At Fort Douglas Military Cemetery, dead warriors rest in peace. Amongst the quiet rows are nine white grave markers with distinctly German names: Otto Bross … Ernst Fuchs … Gottfried Gagg … They all have the same date of death—July 8, 1945. This is no coincidence. For the past seven decades these weathered tombstones have borne silent witness to a war crime committed in Utah.
“It was tragic,” said Tim Morris, Director of the Fort Douglas Military Museum.
In World War II, General Erwin Rommel’s Afrika Korps became trapped between American and British forces. With their backs against the Mediterranean Sea, they fought desperate battles before surrendering in 1943.
In Salinas, a POW camp housed 250 of these German soldiers. They lived in tents and helped local farmers tend their beet crops. When the war in Europe ended in May 1945, their thoughts turned toward repatriation and home.

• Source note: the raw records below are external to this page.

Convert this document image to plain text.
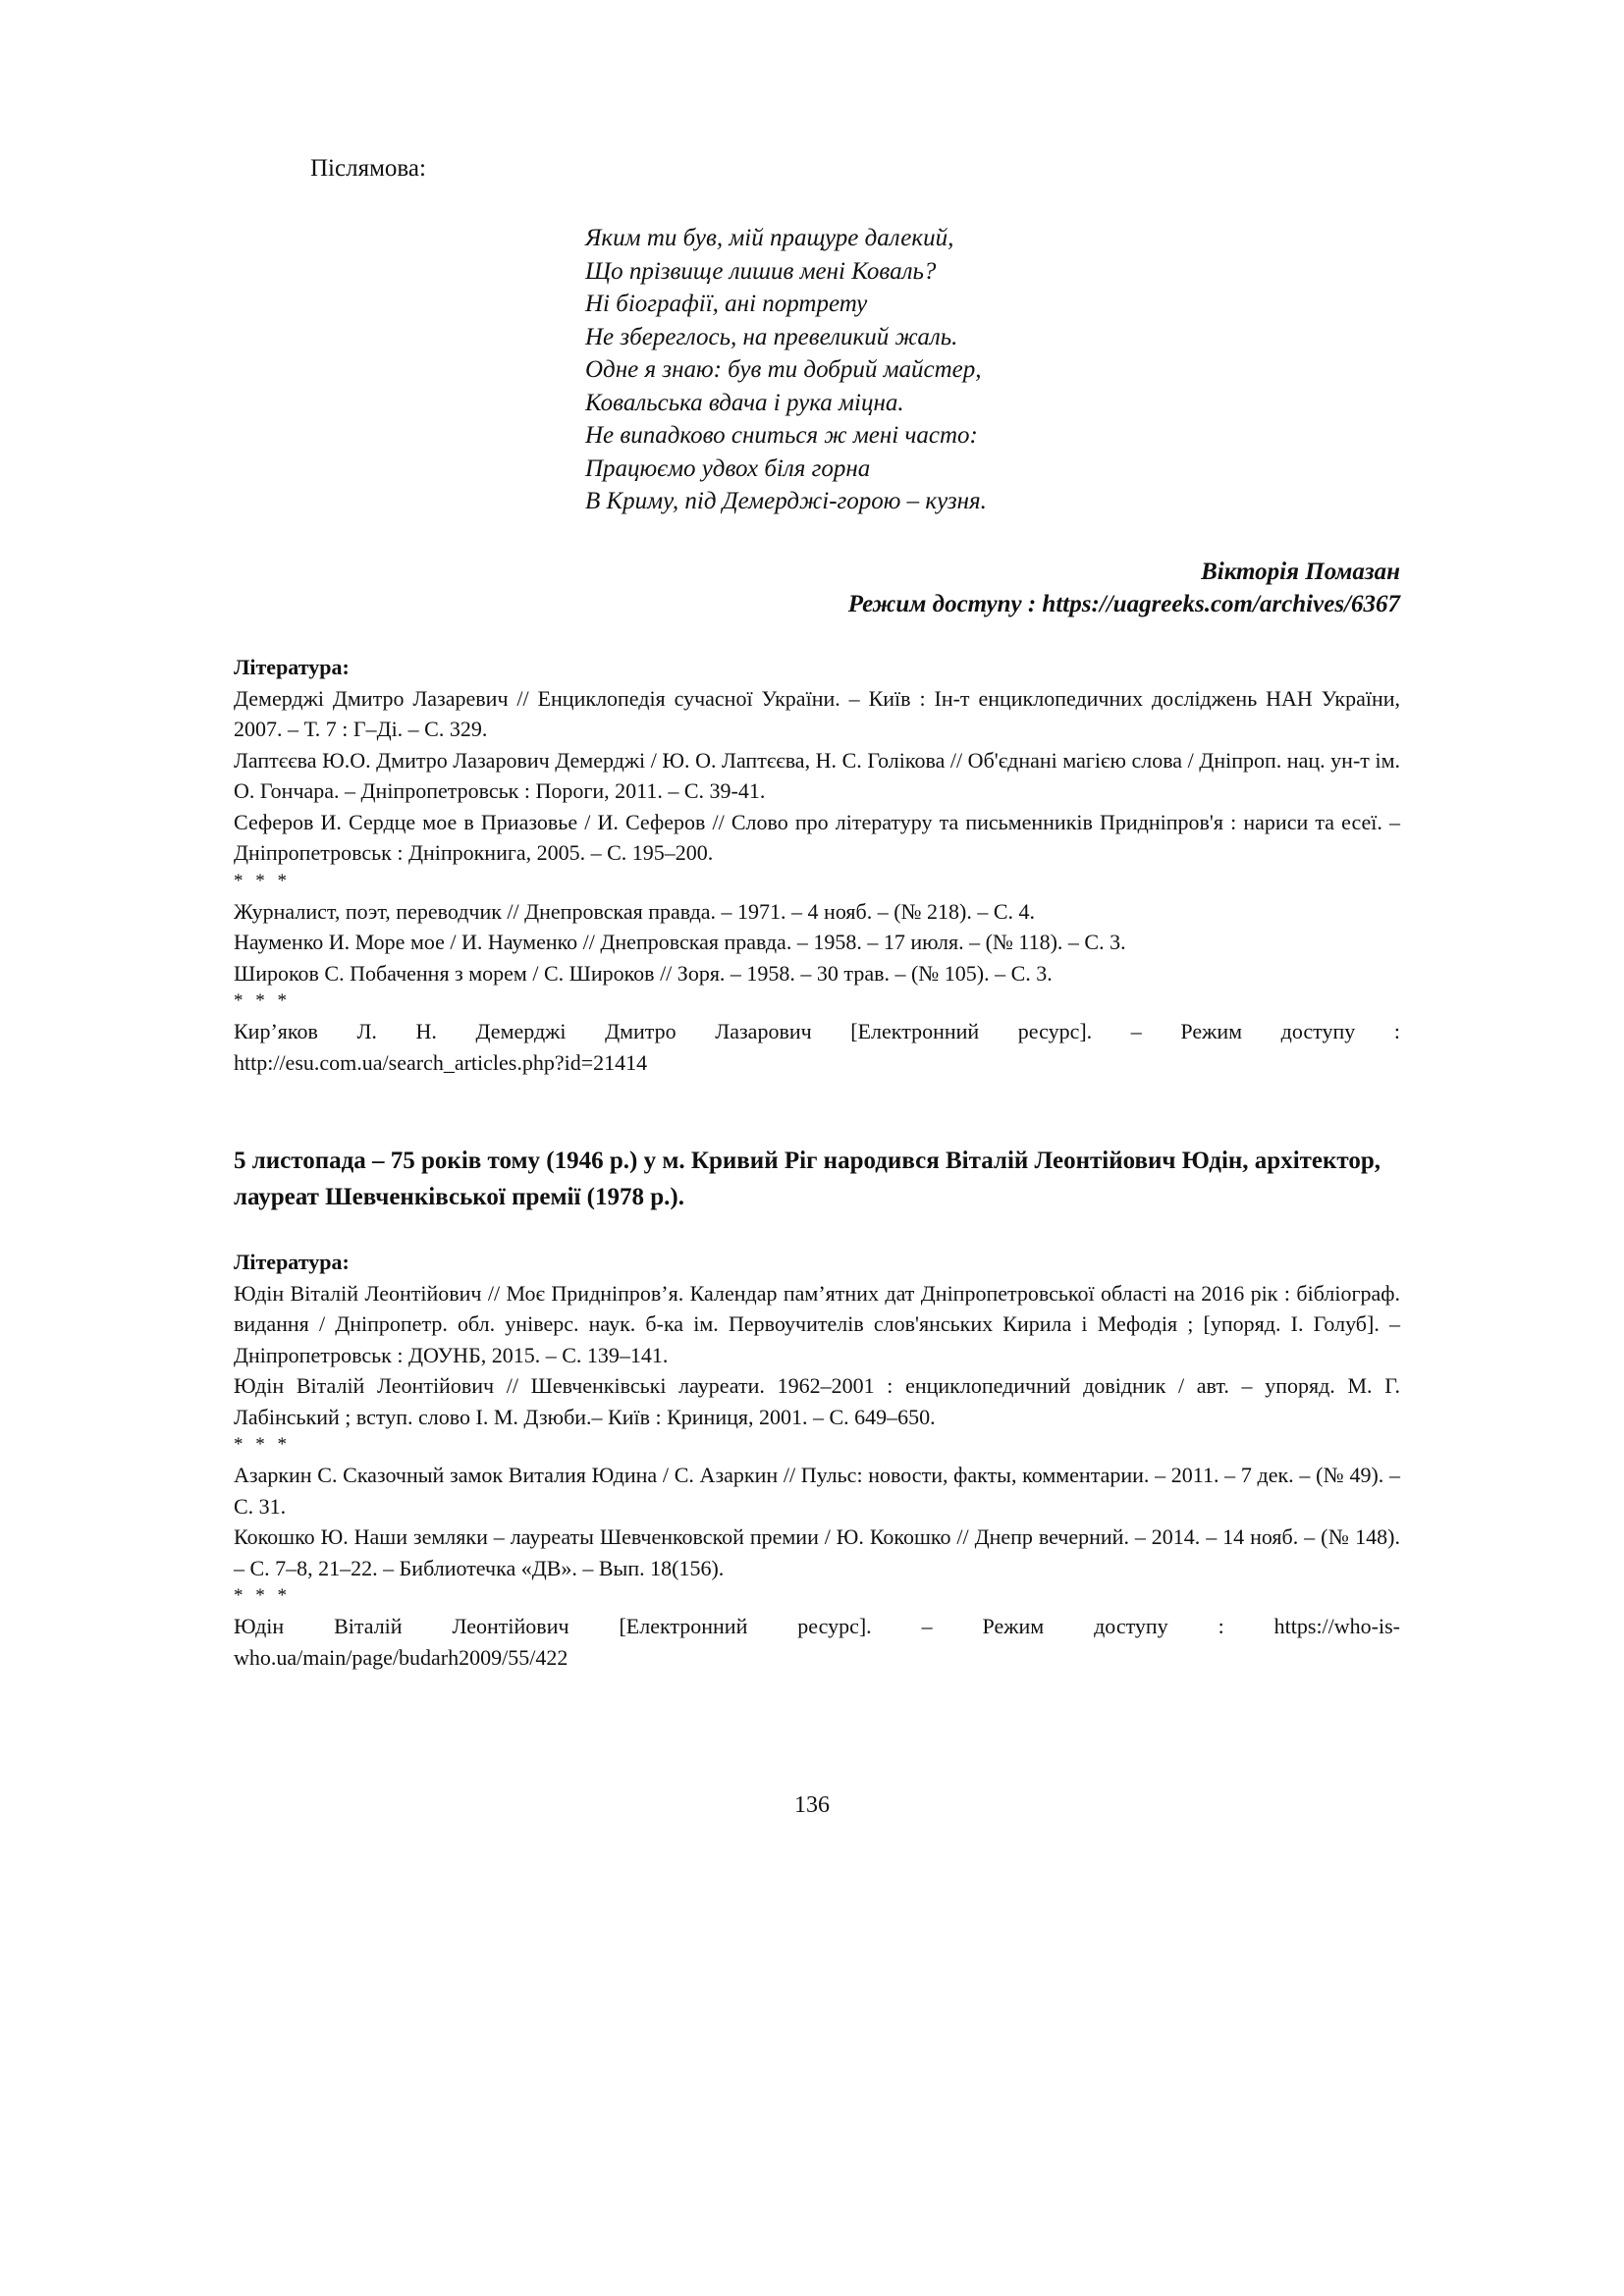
Післямова:

Яким ти був, мій пращуре далекий,
Що прізвище лишив мені Коваль?
Ні біографії, ані портрету
Не збереглось, на превеликий жаль.
Одне я знаю: був ти добрий майстер,
Ковальська вдача і рука міцна.
Не випадково сниться ж мені часто:
Працюємо удвох біля горна
В Криму, під Демерджі-горою – кузня.
Вікторія Помазан
Режим доступу : https://uagreeks.com/archives/6367

Література:

Демерджі Дмитро Лазаревич // Енциклопедія сучасної України. – Київ : Ін-т енциклопедичних досліджень НАН України, 2007. – Т. 7 : Г–Ді. – С. 329.

Лаптєєва Ю.О. Дмитро Лазарович Демерджі / Ю. О. Лаптєєва, Н. С. Голікова // Об'єднані магією слова / Дніпроп. нац. ун-т ім. О. Гончара. – Дніпропетровськ : Пороги, 2011. – С. 39-41.

Сеферов И. Сердце мое в Приазовье / И. Сеферов // Слово про літературу та письменників Придніпров'я : нариси та есеї. – Дніпропетровськ : Дніпрокнига, 2005. – С. 195–200.

* * *

Журналист, поэт, переводчик // Днепровская правда. – 1971. – 4 нояб. – (№ 218). – С. 4.

Науменко И. Море мое / И. Науменко // Днепровская правда. – 1958. – 17 июля. – (№ 118). – С. 3.

Широков С. Побачення з морем / С. Широков // Зоря. – 1958. – 30 трав. – (№ 105). – С. 3.

* * *

Кир’яков Л. Н. Демерджі Дмитро Лазарович [Електронний ресурс]. – Режим доступу :

http://esu.com.ua/search_articles.php?id=21414

5 листопада – 75 років тому (1946 р.) у м. Кривий Ріг народився Віталій Леонтійович Юдін, архітектор, лауреат Шевченківської премії (1978 р.).

Література:

Юдін Віталій Леонтійович // Моє Придніпров’я. Календар пам’ятних дат Дніпропетровської області на 2016 рік : бібліограф. видання / Дніпропетр. обл. універс. наук. б-ка ім. Первоучителів слов'янських Кирила і Мефодія ; [упоряд. І. Голуб]. – Дніпропетровськ : ДОУНБ, 2015. – С. 139–141.

Юдін Віталій Леонтійович // Шевченківські лауреати. 1962–2001 : енциклопедичний довідник / авт. – упоряд. М. Г. Лабінський ; вступ. слово І. М. Дзюби.– Київ : Криниця, 2001. – С. 649–650.

* * *

Азаркин С. Сказочный замок Виталия Юдина / С. Азаркин // Пульс: новости, факты, комментарии. – 2011. – 7 дек. – (№ 49). – С. 31.

Кокошко Ю. Наши земляки – лауреаты Шевченковской премии / Ю. Кокошко // Днепр вечерний. – 2014. – 14 нояб. – (№ 148). – С. 7–8, 21–22. – Библиотечка «ДВ». – Вып. 18(156).

* * *

Юдін Віталій Леонтійович [Електронний ресурс]. – Режим доступу : https://who-is-

who.ua/main/page/budarh2009/55/422

136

July 8 dawned as another summer day. The POWs worked in the fields under a Utah sun as hot as the one they felt in Libya, and then marched back to camp. That night, Private Clarence Bertucci got drunk before reporting for duty. He climbed the guard tower, loaded a .30 caliber machine gun, and sprayed over 200 rounds into the tents holding the sleeping Germans. “Get more ammo, I’m not done yet,” he shouted before being subdued. Nine POWs died, 20 were wounded; their blood staining the ground red.
The army court-martialed Bertucci and found him insane. Bertucci told the court that he killed the prisoners because he didn’t like Germans. He was sentenced to a mental hospital. After several years he was released and faded into obscurity before dying in 1969. The nine dead Germans also faded away. There would be no post-war Marshall Plan for them. They instead joined the long roll call of soldiers killed after they surrendered.
Memorial Day remembers those Americans who have served their country. But there is a greater tribute that exists—a Valhalla that welcomes all fallen warriors, and perhaps in the Great Hall there is a special table set for those who fell after the last bugle sounded.